Spain, like the other members of the EU, has an interest in the post-Brexit relationship with the UK changing as little as possible. This would require the UK staying within the European Economic Area, in what has been dubbed the Norway solution. This is not a decision that rests with Spain or the EU, however, but with the British government, which is as much divided on the question as British society and the Labour Party, although since February 2018 the latter has been advocating membership of the internal market and/or the customs union. At the time of writing (March 2018), and although it is not as yet definitive, it seems the May government (as aired in her three Brexit speeches: Lancaster House, Florence and Mansion House) is seeking to leave both structures of economic integration in order to control its borders, aims not to be fully subject to the decisions of the European Court of Justice, is not prepared to contribute to the EU budget and wants to have the freedom to negotiate free-trade agreements outside the Union. In the rosiest of scenarios this leads to an ambitious free-trade deal (not unlike the Canadian one), which from an economic perspective is a bad solution for Spain because, even in the absence of tariffs, both trade in services and the movement of people will face greater difficulties than those that currently exist. It is therefore essential that Spanish companies prepare contingency plans for such a possibility.

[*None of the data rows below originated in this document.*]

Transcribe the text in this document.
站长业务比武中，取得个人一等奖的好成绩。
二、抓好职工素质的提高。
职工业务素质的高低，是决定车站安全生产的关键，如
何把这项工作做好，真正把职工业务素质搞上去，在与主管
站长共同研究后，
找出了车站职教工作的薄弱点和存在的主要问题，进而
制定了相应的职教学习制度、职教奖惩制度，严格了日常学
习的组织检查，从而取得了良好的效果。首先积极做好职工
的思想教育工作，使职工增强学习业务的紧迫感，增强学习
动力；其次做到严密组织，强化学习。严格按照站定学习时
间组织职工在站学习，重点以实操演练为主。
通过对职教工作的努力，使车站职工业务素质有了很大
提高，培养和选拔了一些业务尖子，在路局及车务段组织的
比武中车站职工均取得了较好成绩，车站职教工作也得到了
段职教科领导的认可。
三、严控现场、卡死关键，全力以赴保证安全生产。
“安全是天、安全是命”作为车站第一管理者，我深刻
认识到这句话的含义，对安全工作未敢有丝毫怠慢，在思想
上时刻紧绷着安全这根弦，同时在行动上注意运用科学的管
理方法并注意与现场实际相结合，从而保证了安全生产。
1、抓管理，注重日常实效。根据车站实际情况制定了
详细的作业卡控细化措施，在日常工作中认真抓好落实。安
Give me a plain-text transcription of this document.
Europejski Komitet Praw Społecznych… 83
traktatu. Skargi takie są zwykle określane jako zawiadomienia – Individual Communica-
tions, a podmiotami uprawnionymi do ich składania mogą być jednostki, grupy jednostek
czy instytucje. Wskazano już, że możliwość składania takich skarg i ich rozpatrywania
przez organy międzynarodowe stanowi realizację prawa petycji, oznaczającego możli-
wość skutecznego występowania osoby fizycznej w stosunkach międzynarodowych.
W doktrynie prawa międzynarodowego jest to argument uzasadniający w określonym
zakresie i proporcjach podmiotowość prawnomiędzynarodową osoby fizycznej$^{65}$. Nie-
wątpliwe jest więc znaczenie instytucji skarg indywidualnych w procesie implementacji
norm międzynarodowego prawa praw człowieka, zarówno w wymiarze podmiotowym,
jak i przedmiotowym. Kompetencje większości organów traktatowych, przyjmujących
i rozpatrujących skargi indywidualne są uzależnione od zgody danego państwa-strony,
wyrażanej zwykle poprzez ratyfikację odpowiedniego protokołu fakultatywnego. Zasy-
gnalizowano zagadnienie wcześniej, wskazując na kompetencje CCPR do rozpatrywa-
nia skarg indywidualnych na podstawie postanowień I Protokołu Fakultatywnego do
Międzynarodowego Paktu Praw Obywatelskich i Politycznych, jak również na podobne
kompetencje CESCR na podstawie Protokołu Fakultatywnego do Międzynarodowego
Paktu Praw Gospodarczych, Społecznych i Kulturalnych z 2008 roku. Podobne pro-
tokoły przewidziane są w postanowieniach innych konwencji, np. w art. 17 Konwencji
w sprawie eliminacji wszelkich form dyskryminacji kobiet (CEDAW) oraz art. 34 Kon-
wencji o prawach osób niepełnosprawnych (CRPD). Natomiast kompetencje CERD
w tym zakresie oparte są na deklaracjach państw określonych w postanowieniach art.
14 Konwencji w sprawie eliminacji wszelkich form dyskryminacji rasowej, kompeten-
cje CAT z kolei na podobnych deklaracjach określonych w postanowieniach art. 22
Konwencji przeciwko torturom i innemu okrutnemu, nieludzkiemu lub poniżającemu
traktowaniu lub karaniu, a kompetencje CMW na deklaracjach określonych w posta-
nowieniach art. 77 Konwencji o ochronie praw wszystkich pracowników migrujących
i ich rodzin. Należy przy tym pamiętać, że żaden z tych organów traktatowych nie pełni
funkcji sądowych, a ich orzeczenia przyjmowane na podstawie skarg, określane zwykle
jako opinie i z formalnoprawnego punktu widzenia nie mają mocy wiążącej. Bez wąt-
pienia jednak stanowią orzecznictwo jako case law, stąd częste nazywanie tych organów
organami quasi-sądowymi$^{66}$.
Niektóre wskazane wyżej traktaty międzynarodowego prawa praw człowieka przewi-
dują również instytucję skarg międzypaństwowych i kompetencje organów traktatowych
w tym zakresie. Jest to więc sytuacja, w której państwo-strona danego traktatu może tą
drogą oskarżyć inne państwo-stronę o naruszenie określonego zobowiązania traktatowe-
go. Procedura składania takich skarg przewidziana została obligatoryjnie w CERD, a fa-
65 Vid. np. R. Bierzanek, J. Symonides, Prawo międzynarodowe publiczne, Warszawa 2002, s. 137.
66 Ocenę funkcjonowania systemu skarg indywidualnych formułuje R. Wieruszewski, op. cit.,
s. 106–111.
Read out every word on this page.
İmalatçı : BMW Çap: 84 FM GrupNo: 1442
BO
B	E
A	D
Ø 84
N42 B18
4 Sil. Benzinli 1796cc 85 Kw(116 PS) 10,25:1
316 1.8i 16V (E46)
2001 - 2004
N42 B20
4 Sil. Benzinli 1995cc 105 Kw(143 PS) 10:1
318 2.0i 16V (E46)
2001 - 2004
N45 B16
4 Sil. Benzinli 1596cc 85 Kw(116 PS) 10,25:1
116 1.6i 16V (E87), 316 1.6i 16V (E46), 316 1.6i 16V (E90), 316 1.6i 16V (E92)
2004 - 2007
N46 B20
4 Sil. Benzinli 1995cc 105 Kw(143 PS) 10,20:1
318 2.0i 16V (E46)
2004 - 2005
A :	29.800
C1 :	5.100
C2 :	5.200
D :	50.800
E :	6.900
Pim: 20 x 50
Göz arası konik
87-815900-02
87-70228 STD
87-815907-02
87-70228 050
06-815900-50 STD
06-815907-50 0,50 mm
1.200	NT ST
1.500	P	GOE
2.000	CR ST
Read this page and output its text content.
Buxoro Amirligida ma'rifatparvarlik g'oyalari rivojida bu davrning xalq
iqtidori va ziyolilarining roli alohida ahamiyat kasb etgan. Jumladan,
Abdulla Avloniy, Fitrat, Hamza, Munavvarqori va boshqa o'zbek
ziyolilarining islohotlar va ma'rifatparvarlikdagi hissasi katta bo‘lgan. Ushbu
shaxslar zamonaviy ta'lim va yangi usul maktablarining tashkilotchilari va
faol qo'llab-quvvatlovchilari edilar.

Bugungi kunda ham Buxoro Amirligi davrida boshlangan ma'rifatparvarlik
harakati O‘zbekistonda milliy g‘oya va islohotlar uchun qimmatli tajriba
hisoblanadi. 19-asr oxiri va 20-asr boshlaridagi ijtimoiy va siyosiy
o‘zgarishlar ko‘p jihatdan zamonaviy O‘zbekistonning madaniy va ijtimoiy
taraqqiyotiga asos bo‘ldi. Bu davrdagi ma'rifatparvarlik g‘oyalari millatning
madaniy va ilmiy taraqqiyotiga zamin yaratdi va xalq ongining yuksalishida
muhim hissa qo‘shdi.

Aware that some European countries, including Spain, will suffer economic loss from Brexit, the British government has made separate approaches to the 27 remaining members for the red lines of the Commission’s negotiating position to be relaxed. Specifically, it hopes to achieve either a Canada-type deal, but with access to the common market for its financial services industry (hence the name ‘Canada +’) or a European Economic Area-type deal, but including control over immigration (hence the name ‘Norway –’). In Spain’s case it has been made abundantly clear that there is no intention of undermining the Union’s common negotiating position, which revolves around the idea that the four freedoms are indivisible, and which was firmly adhered to during the first phase of the divorce negotiations, now concluded. As Michel Barnier has pointed out, if the UK sticks to its red lines the most it can hope for is ‘Canada Dry’, namely a modern but unappetising trade deal, especially for the financial services industry.

Spain should maintain this position, because its main foreign policy objective is the EU’s consolidation, entrenchment and solidity, in the form of an internal market and the rule of law under the jurisdiction of the European Court of Justice. Jeopardising this strategic objective in order to obtain an economic advantage in relation to the UK would be a scant favour to Spain’s long-term interests, because other member states, and indeed non-member countries, such as the US and China, would be encouraged to follow the British example and seek an EU à la carte. This does not mean, however, that it is not in Spain’s interest that Brexit should be as least damaging as possible. But as things stand this is in the hands of the British government.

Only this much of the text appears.